Voltage Standing Wave
Understanding Standing Waves
Standing waves are the physical manifestation of impedance mismatch. When a wave reflects from a mismatched load, the forward and reflected waves create a spatial interference pattern along the line. This pattern has practical consequences for power handling, measurement, and system performance.
Standing Wave Properties
- VSWR: V_max/V_min = (1+|Gamma|)/(1-|Gamma|). Perfectly matched: VSWR=1 (no standing wave).
- Maxima spacing: lambda/2 apart along the line.
- Voltage at max: V_max = V_forward(1 + |Gamma|). Can exceed the forward voltage.
- Power at max: P_max = V_max^2/(Z0). Exceeds the average power.
Standing Wave Effects
- Increased voltage stress: At maxima, voltage can be much higher than matched conditions. Risk of arcing.

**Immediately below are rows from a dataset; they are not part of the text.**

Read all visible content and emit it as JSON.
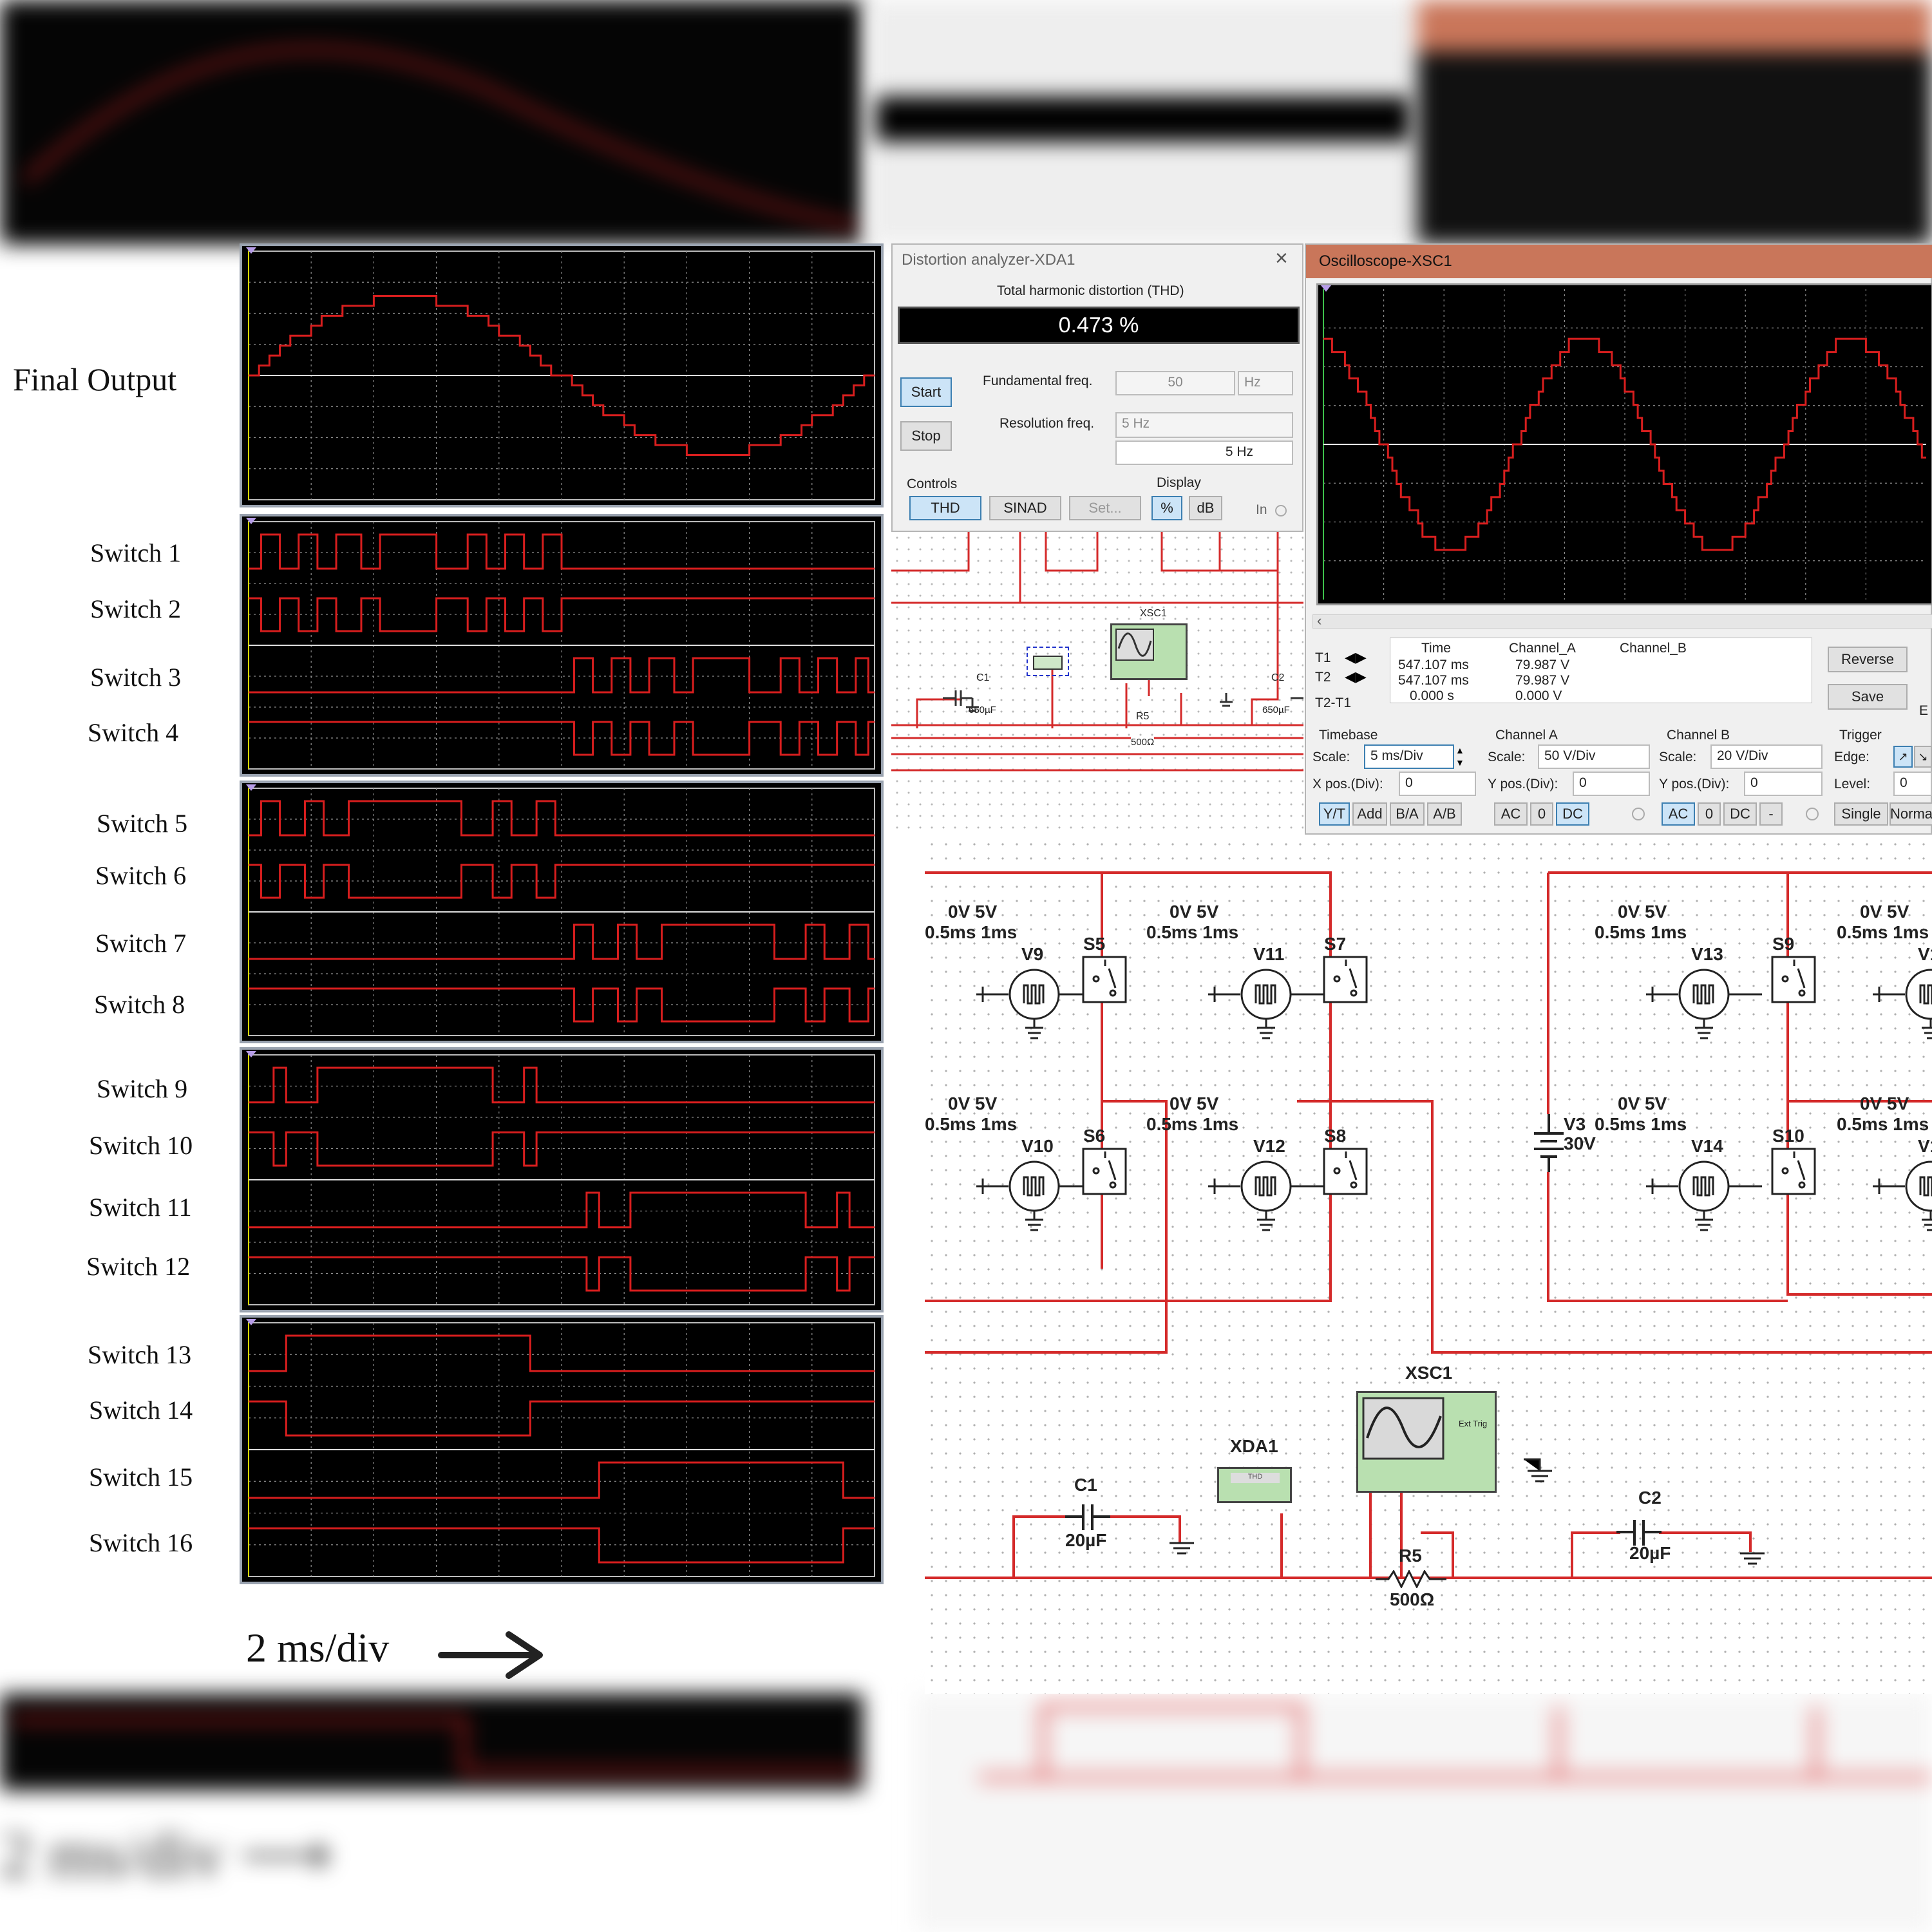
{
  "labels": {
    "final_output": "Final Output",
    "switches": [
      "Switch 1",
      "Switch 2",
      "Switch 3",
      "Switch 4",
      "Switch 5",
      "Switch 6",
      "Switch 7",
      "Switch 8",
      "Switch 9",
      "Switch 10",
      "Switch 11",
      "Switch 12",
      "Switch 13",
      "Switch 14",
      "Switch 15",
      "Switch 16"
    ],
    "timescale": "2 ms/div"
  },
  "distortion_analyzer": {
    "title": "Distortion analyzer-XDA1",
    "thd_label": "Total harmonic distortion (THD)",
    "thd_value": "0.473 %",
    "start": "Start",
    "stop": "Stop",
    "fund_label": "Fundamental freq.",
    "fund_value": "50",
    "fund_unit": "Hz",
    "res_label": "Resolution freq.",
    "res_value": "5 Hz",
    "res_value2": "5 Hz",
    "controls_label": "Controls",
    "display_label": "Display",
    "thd_btn": "THD",
    "sinad_btn": "SINAD",
    "set_btn": "Set...",
    "pct_btn": "%",
    "db_btn": "dB",
    "in_label": "In"
  },
  "oscilloscope": {
    "title": "Oscilloscope-XSC1",
    "title_color": "#c9765a",
    "t1": "T1",
    "t2": "T2",
    "t2t1": "T2-T1",
    "col_time": "Time",
    "col_a": "Channel_A",
    "col_b": "Channel_B",
    "t1_time": "547.107 ms",
    "t1_a": "79.987 V",
    "t2_time": "547.107 ms",
    "t2_a": "79.987 V",
    "d_time": "0.000 s",
    "d_a": "0.000 V",
    "reverse": "Reverse",
    "save": "Save",
    "ext": "E",
    "timebase": "Timebase",
    "scale": "Scale:",
    "tb_scale": "5 ms/Div",
    "xpos": "X pos.(Div):",
    "xpos_val": "0",
    "cha": "Channel A",
    "cha_scale": "50  V/Div",
    "ypos": "Y pos.(Div):",
    "ypos_a": "0",
    "chb": "Channel B",
    "chb_scale": "20  V/Div",
    "ypos_b": "0",
    "trigger": "Trigger",
    "edge": "Edge:",
    "level": "Level:",
    "level_val": "0",
    "yt": "Y/T",
    "add": "Add",
    "ba": "B/A",
    "ab": "A/B",
    "ac": "AC",
    "zero": "0",
    "dc": "DC",
    "minus": "-",
    "single": "Single",
    "normal": "Norma"
  },
  "circuit": {
    "src_params": "0V 5V",
    "src_times": "0.5ms 1ms",
    "sources": [
      "V9",
      "V11",
      "V10",
      "V12",
      "V13",
      "V1",
      "V14",
      "V1"
    ],
    "switches": [
      "S5",
      "S7",
      "S6",
      "S8",
      "S9",
      "S10"
    ],
    "v3": "V3",
    "v3_val": "30V",
    "xsc": "XSC1",
    "xda": "XDA1",
    "c1": "C1",
    "c1_val": "20µF",
    "c2": "C2",
    "c2_val": "20µF",
    "r5": "R5",
    "r5_val": "500Ω",
    "ext_trig": "Ext Trig",
    "thd": "THD",
    "small_c1_val": "650µF",
    "small_c2_val": "650µF",
    "small_r5_val": "500Ω"
  },
  "colors": {
    "trace": "#d81e1e",
    "grid": "#8c8c8c",
    "scope_bg": "#000000",
    "wire": "#d42a2a"
  }
}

- Reduced power delivery: Reflected power is not delivered to the load.
- Hot spots: Higher dielectric stress at voltage maxima can cause localized heating.
Frequently Asked Questions
What is a standing wave?
A standing wave is the pattern of voltage maxima and minima along a transmission line caused by interference between forward and reflected waves. VSWR = V_max/V_min. Standing waves indicate impedance mismatch and can cause component damage at high power.
Why are standing waves bad?
Standing waves increase peak voltage (arcing risk), reduce power delivery to the load, create hot spots in cables and components, and cause variable impedance along the line. In transmitter systems, high VSWR can damage the PA.
How do you eliminate standing waves?
Match the load impedance to the transmission line impedance (Z_L = Z_0). This eliminates reflections and standing waves. Matching networks, stubs, and impedance transformers achieve this. A perfectly matched line has VSWR = 1 (no standing wave).